I'm in the process of designing one database that will replace lots of CSV files that I currently use for data storage, which are starting to get messy and inconsistent. I am using C# in Visual Studio. It is for Bricklink/Lego data, and I'll I'll just explain the section that I need help with below, simplifying the actual figures:
The part of the database I'll focus on has 3 tables: -Parts contains PartID and about 30 other fields (e.g. mass, averageSalePrice). There are 50,000 Parts. -Store contains StoreID and about 10 other fields. There are 1000 Stores. -StoreParts links the two in a many-many relationship. It contains PartID, StoreID, Date, Price and Notes.

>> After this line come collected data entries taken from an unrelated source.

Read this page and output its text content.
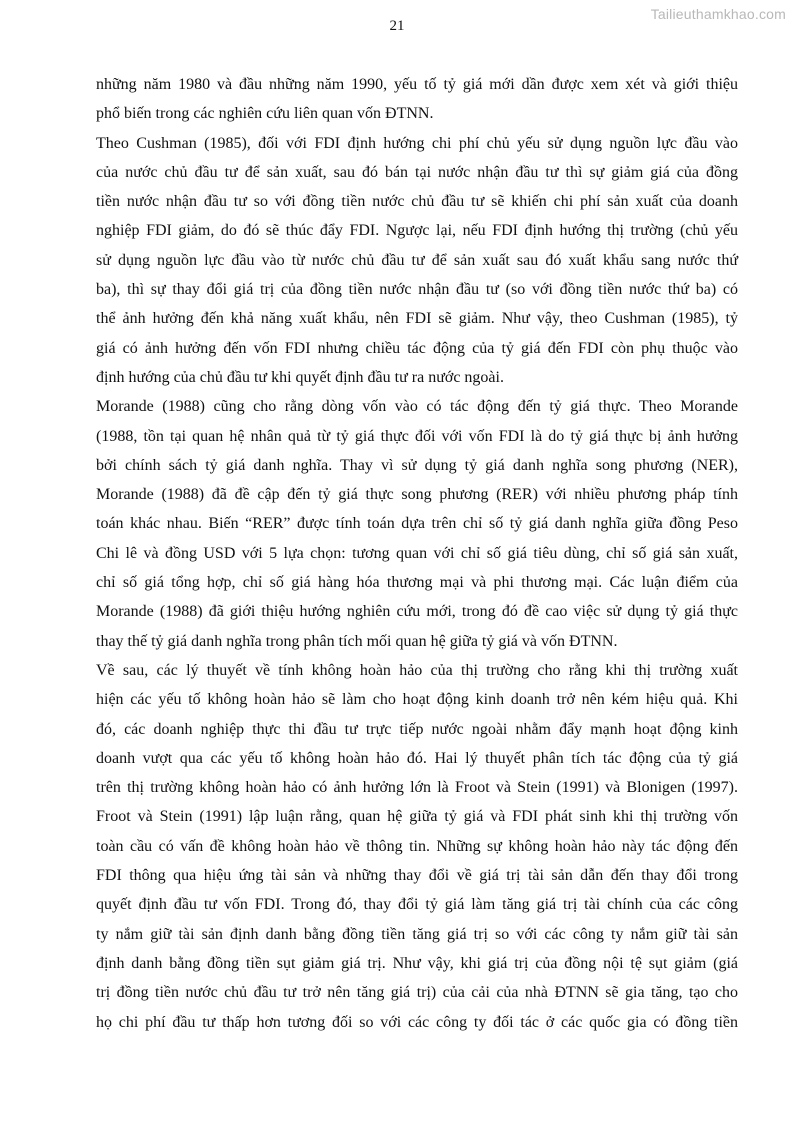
Tailieuthamkhao.com
21

những năm 1980 và đầu những năm 1990, yếu tố tỷ giá mới dần được xem xét và giới thiệu
phổ biến trong các nghiên cứu liên quan vốn ĐTNN.

Theo Cushman (1985), đối với FDI định hướng chi phí chủ yếu sử dụng nguồn lực đầu vào
của nước chủ đầu tư để sản xuất, sau đó bán tại nước nhận đầu tư thì sự giảm giá của đồng
tiền nước nhận đầu tư so với đồng tiền nước chủ đầu tư sẽ khiến chi phí sản xuất của doanh
nghiệp FDI giảm, do đó sẽ thúc đẩy FDI. Ngược lại, nếu FDI định hướng thị trường (chủ yếu
sử dụng nguồn lực đầu vào từ nước chủ đầu tư để sản xuất sau đó xuất khẩu sang nước thứ
ba), thì sự thay đổi giá trị của đồng tiền nước nhận đầu tư (so với đồng tiền nước thứ ba) có
thể ảnh hưởng đến khả năng xuất khẩu, nên FDI sẽ giảm. Như vậy, theo Cushman (1985), tỷ
giá có ảnh hưởng đến vốn FDI nhưng chiều tác động của tỷ giá đến FDI còn phụ thuộc vào
định hướng của chủ đầu tư khi quyết định đầu tư ra nước ngoài.

Morande (1988) cũng cho rằng dòng vốn vào có tác động đến tỷ giá thực. Theo Morande
(1988, tồn tại quan hệ nhân quả từ tỷ giá thực đối với vốn FDI là do tỷ giá thực bị ảnh hưởng
bởi chính sách tỷ giá danh nghĩa. Thay vì sử dụng tỷ giá danh nghĩa song phương (NER),
Morande (1988) đã đề cập đến tỷ giá thực song phương (RER) với nhiều phương pháp tính
toán khác nhau. Biến “RER” được tính toán dựa trên chỉ số tỷ giá danh nghĩa giữa đồng Peso
Chi lê và đồng USD với 5 lựa chọn: tương quan với chỉ số giá tiêu dùng, chỉ số giá sản xuất,
chỉ số giá tổng hợp, chỉ số giá hàng hóa thương mại và phi thương mại. Các luận điểm của
Morande (1988) đã giới thiệu hướng nghiên cứu mới, trong đó đề cao việc sử dụng tỷ giá thực
thay thế tỷ giá danh nghĩa trong phân tích mối quan hệ giữa tỷ giá và vốn ĐTNN.

Về sau, các lý thuyết về tính không hoàn hảo của thị trường cho rằng khi thị trường xuất
hiện các yếu tố không hoàn hảo sẽ làm cho hoạt động kinh doanh trở nên kém hiệu quả. Khi
đó, các doanh nghiệp thực thi đầu tư trực tiếp nước ngoài nhằm đẩy mạnh hoạt động kinh
doanh vượt qua các yếu tố không hoàn hảo đó. Hai lý thuyết phân tích tác động của tỷ giá
trên thị trường không hoàn hảo có ảnh hưởng lớn là Froot và Stein (1991) và Blonigen (1997).
Froot và Stein (1991) lập luận rằng, quan hệ giữa tỷ giá và FDI phát sinh khi thị trường vốn
toàn cầu có vấn đề không hoàn hảo về thông tin. Những sự không hoàn hảo này tác động đến
FDI thông qua hiệu ứng tài sản và những thay đổi về giá trị tài sản dẫn đến thay đổi trong
quyết định đầu tư vốn FDI. Trong đó, thay đổi tỷ giá làm tăng giá trị tài chính của các công
ty nắm giữ tài sản định danh bằng đồng tiền tăng giá trị so với các công ty nắm giữ tài sản
định danh bằng đồng tiền sụt giảm giá trị. Như vậy, khi giá trị của đồng nội tệ sụt giảm (giá
trị đồng tiền nước chủ đầu tư trở nên tăng giá trị) của cải của nhà ĐTNN sẽ gia tăng, tạo cho
họ chi phí đầu tư thấp hơn tương đối so với các công ty đối tác ở các quốc gia có đồng tiền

Now here is my issue: Each store has 10,000 parts. So there would be about 10 million records in StoreParts (more if I record multiple dates). One query that I am likely to run would need to retrieve all of the parts for a given store and compare their Price to the averageSalePrice in Parts. I feel this may run very slow as it would be going through 10 million records of StoreParts to find the 10 thousand parts.
When I was using CSV files to store the data, I had one file for each store/date, so it only had to open that file with the 10,000 parts. I feel this would be more efficient than having to find one store's parts in the list of 10 million or more.
Is there a way I can set up my database so there is a separate table for each store? I feel that this would be more efficient to search, but from my experience does not fit with best practice for database design, as I would have 1000 store tables. If I consider recording store data on different dates (e.g. 1 store has the price of all its parts on 100 different dates), then things could get way too big and slow.
I would welcome any advice on this, as I would love to do this properly and not have to have CSV files sitting around all over the place as I currently have. Thank you.